Jax is worried about Josslyn and brings her to the hospital, where he and Carly find out Josslyn has kidney cancer. While Jax tries to find alternative methods other than chemotherapy, Carly finds out that Elizabeth's son, Jake Spencer, was hit by a car and is brain-dead. Elizabeth and Lucky agree to donate one of Jake's kidney's to Josslyn, and she recovers. Carly and Jax file for a divorce, and get into a heated custody battle for Josslyn. Jax wants full custody, believing Sonny poses a threat to Josslyn if Carly has any association with him. He pays a court-appointed mediator to throw the case his way, but Sonny finds out and has the mediator set Jax up on assault charges, resulting in the judge giving Carly full custody. Jax leaves town soon after, but comes back to kidnap his daughter. He later gives Josslyn back, but when he tries to leave town, Sonny sabotages his plane, angry that Brenda left him after he framed Jax. Jax's plane crashes, and he is presumed dead. However, he manages to escape, and gets Skye to help him leave town. He overhears Carly say that she wants to cut Sonny out of her life, and leaves knowing Josslyn is safe with Carly.

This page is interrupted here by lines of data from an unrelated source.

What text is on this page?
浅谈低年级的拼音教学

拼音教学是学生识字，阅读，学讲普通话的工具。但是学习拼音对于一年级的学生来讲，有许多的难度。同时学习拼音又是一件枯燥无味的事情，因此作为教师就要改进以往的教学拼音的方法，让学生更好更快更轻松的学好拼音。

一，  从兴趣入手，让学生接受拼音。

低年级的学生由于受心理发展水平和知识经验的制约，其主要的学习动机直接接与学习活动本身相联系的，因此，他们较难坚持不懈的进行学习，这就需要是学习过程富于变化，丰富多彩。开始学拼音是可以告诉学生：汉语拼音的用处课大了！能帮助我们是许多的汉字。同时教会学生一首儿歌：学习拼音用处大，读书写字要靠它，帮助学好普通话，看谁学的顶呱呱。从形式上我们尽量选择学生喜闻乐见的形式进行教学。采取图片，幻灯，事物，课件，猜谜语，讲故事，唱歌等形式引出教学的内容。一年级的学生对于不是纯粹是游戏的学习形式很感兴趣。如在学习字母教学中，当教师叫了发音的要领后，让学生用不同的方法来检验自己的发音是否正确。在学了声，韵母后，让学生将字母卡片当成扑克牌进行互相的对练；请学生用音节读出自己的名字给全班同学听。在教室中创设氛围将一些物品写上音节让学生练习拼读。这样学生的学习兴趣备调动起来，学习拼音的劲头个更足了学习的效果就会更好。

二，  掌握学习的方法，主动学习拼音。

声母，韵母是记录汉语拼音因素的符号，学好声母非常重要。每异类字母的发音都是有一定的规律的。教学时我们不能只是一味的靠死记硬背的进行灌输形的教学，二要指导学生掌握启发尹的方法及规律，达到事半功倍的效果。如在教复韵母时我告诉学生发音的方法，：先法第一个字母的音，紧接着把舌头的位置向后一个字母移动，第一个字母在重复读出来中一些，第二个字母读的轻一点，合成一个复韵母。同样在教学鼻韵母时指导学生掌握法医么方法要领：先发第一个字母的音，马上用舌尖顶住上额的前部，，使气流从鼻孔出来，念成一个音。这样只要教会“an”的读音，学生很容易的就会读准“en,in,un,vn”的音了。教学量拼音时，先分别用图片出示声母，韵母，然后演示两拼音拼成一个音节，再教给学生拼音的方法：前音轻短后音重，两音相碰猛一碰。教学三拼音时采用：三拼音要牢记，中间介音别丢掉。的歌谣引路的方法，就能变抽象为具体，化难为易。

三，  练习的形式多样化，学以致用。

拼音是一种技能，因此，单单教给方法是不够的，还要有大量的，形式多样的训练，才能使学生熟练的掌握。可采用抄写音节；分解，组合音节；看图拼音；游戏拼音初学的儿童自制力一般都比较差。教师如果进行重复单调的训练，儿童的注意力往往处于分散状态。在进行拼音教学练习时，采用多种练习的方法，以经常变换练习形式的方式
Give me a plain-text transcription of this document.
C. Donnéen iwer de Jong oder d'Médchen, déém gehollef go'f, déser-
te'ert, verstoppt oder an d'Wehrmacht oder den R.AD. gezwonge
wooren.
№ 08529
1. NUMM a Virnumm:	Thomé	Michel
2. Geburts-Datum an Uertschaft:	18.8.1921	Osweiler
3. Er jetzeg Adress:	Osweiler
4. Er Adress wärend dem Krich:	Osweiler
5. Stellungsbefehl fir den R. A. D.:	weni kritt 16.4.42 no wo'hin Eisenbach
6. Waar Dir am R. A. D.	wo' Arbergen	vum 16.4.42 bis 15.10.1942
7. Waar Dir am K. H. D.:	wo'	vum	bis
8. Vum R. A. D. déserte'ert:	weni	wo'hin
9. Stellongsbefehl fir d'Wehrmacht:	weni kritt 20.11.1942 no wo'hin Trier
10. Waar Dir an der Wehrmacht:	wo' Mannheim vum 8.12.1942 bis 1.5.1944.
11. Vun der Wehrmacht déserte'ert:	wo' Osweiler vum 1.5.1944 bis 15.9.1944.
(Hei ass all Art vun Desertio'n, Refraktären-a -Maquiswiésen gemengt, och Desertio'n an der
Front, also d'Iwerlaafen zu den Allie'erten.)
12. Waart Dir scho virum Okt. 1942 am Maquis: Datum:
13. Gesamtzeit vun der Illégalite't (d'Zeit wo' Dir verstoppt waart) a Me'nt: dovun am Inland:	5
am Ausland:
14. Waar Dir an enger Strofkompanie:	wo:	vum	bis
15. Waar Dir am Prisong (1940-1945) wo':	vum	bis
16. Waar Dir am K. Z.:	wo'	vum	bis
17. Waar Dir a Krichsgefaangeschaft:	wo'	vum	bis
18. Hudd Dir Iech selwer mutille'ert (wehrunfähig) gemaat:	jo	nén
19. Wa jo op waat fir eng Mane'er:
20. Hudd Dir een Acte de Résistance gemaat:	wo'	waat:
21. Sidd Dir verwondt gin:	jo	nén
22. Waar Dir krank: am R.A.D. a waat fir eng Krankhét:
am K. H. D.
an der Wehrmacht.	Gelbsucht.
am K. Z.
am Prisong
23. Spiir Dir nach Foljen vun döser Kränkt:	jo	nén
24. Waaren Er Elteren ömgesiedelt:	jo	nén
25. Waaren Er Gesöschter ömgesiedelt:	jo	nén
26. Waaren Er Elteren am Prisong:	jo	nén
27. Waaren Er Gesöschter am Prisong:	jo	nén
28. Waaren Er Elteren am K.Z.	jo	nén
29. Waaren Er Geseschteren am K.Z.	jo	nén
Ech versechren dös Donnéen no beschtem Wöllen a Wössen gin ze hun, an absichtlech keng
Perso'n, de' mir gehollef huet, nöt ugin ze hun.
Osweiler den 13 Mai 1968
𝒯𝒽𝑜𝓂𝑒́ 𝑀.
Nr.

Jax is seen around sporadically by Michael and Carly, and then shows up in Port Charles when Carly contacts him after Josslyn is hospitalized with a strange illness. Jax comes back in time to see Josslyn recover and find out Jerry has poisoned the water supply for ransom. Jerry inoculates Josslyn against the poison and tries to keep Jax away by having him detained at the airport. Jax still finds his way to Port Charles and helps pay the ransom Jerry demands in order to get the cure. Jax tries to detain Jerry, but is presumed dead in an explosion. Jax is cured, and leaves town. He comes back for the Nurses' Ball being held in honor of Robin, and tells Carly their divorce was never finalized. He reveals he's now engaged to Brenda, but Carly believes Brenda is still attached to Sonny. Carly serves Jax their divorce papers and tells him Brenda went to see Sonny, though Brenda claims she didn't. Brenda later admits to Jax that she was wondering if she still had a chance with Sonny, and Jax breaks off their engagement and leaves town.

Jax returns in late 2016 for Morgan's funeral and again in early 2017 to tell Josslyn that his mother died.